The BRE Drop Hammer test is done to identify areas of a screed that may not be strong enough to withstand the expected load or traffic.  The test is increasingly being used by screeding contractors as a routine procedure for ensuring the quality of the screed mix, and as a precautionary quality check to detect any inadequacies in mix proportions, mixing or compaction of the screed.
It is also used in the investigation of screed collapse – to determine the extent of weakness of the screed.
How it’s performed
An annular weight (4kg for category A and Band C screeds – bonded and unbonded, and 2kg for category C – floating screeds under 75mm) is dropped from a distance of 1m down a rod, to strike the collar of an anvil – the face of which is in contact with the screed surface.  The area of contact is 500 sq.mm. After four consecutive drops of the weight in the same position, the depth of the resulting indentation is measured to determine the ability of the screed to carry traffic.
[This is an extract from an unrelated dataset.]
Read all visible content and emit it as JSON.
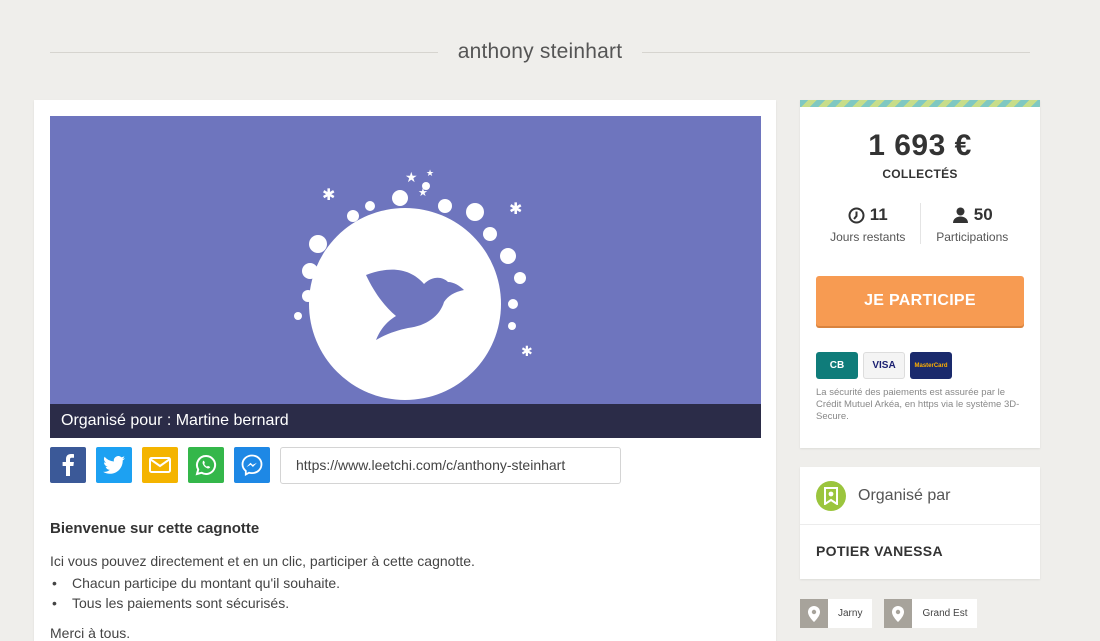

Measurements are made to the nearest 0.1mm using a depth gauge.
A minimum of three tests is recommended for areas of 20 sq.m or less, whereas for areas greater than 20 sq.m the recommendation is to go for a minimum of three tests per 20-25 sq.m. The tests are to be carried out at an interval 3-5 m in corridors. But the test positions are to be kept random, but including vulnerable areas adjacent to bay joints, cracks and in doorways.
Acceptance Limits:

Category Description Maximum depth of indentation (mm)
Bonded and Unbonded Screeds Floating Screeds
Category A Screeds subjected to heavy traffic 3 3
Category B Screeds subjected to heavy traffic – e.g.) Trolleys in public areas 4 4
Category C Screed for light foot traffic – e.g.) Domestic use 5 2.5 ( use 2kg weight only)

When is it done?
It is advisable to carry out a BRE Drop Hammer Test in case of any suspicions of inaccuracies regarding the amount of water in the screed mix or inaccuracies in mixing and compaction of the screed – as all these can affect the sound ness of the screed. Other signs to look out for are:

  • Crumbling/friability of screed
  • Poor screed colour
  • Patches of broken down screed below vinyl

The BRE Drop Hammer Test can is also used as a precautionary quality check to ensure the set and hardened screed will be strong enough for its intended use.
The test is done when the screed is at least 14 days old. However, as the screed continues to gain strength up to 28 days, it is best to carry out the test after 28 days of installation.